Culinary Creative‘s Juan Padro has suggested that despite the shortcomings, the PPP has helped to provide the industry with a necessary fuel-injection. “As a society, we need to continue to function and redefine ourselves,” he said, noting the crippling effects on mental health brought on by mass unemployment and personal stagnation. “The way we’ve used it has worked for us.” Having initially furloughed close to 300 employees, he says that close to 250 are already back at work, participating in online Zoom classes and using Trainual to remain up-to-date.
Stephen Julia and Katsumi Ruiz — who run neighborhood bars Brass Tacks, Roger’s Liquid Oasis in Edgewater Public Market and Denver Central Market’s Curio — have been made keenly aware of the particular perils to hit cocktail bars, as compared with restaurants or groceries. The two also operate Green Seed, a small urban grocer, which has continued to see 40-50% of its original revenue — a number dramatically higher than that of any of the duo’s alcohol-based establishments. Julia and Ruiz hope that initiatives from state and city governments will help to fill in the gaps left by the PPP.

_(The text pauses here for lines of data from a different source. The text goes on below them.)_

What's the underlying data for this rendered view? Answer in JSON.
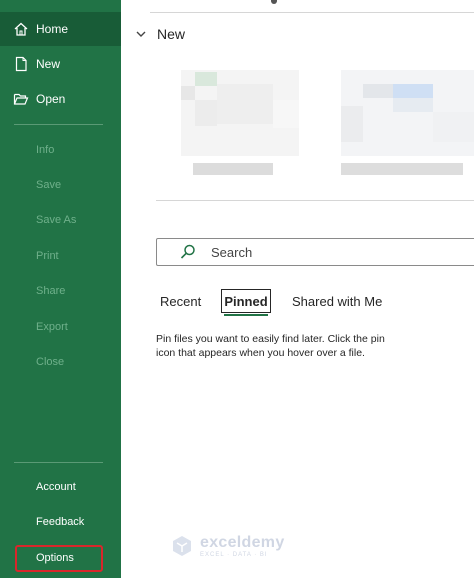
{
  "sidebar": {
    "top_items": [
      {
        "label": "Home",
        "icon": "home-icon"
      },
      {
        "label": "New",
        "icon": "new-file-icon"
      },
      {
        "label": "Open",
        "icon": "open-folder-icon"
      }
    ],
    "disabled_items": [
      "Info",
      "Save",
      "Save As",
      "Print",
      "Share",
      "Export",
      "Close"
    ],
    "bottom_items": [
      "Account",
      "Feedback",
      "Options"
    ]
  },
  "main": {
    "new_section": {
      "title": "New"
    },
    "search": {
      "placeholder": "Search"
    },
    "tabs": [
      {
        "label": "Recent"
      },
      {
        "label": "Pinned"
      },
      {
        "label": "Shared with Me"
      }
    ],
    "pinned_message": "Pin files you want to easily find later. Click the pin icon that appears when you hover over a file."
  },
  "watermark": {
    "name": "exceldemy",
    "tagline": "EXCEL · DATA · BI"
  },
  "colors": {
    "sidebar": "#217346",
    "active": "#185c37",
    "highlight_box": "#d9262b",
    "accent": "#217346"
  }
}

“Leadership from our governor and from our mayor has been very comforting, we’re just asking them to extend a lifeline because the road is longer than it looks, even right now,” said Julia. The two have been particularly grateful for the legislation allowing the sale of to-go alcohol — including prebatched cocktails, kits and full bottles — hoping these changes will be extended, even made permanent. Not stopping there, the duo has suggested “creative ways to subsidize rent — including allowing restaurants to apply their sales tax to rent through the end of the year, as well as passing legislation to allow restaurant owners to leave lease agreements with limited financial liability,” as possible solutions.
Frustrations and lack of clarity have become embedded in the general landscape, extending past the bureaucratic difficulties associated with the PPP. With everything in constant fluctuation, restaurateurs are remaining on their toes. “It’s a big lab right now,” noted Padro. “We shouldn’t be expecting perfection.”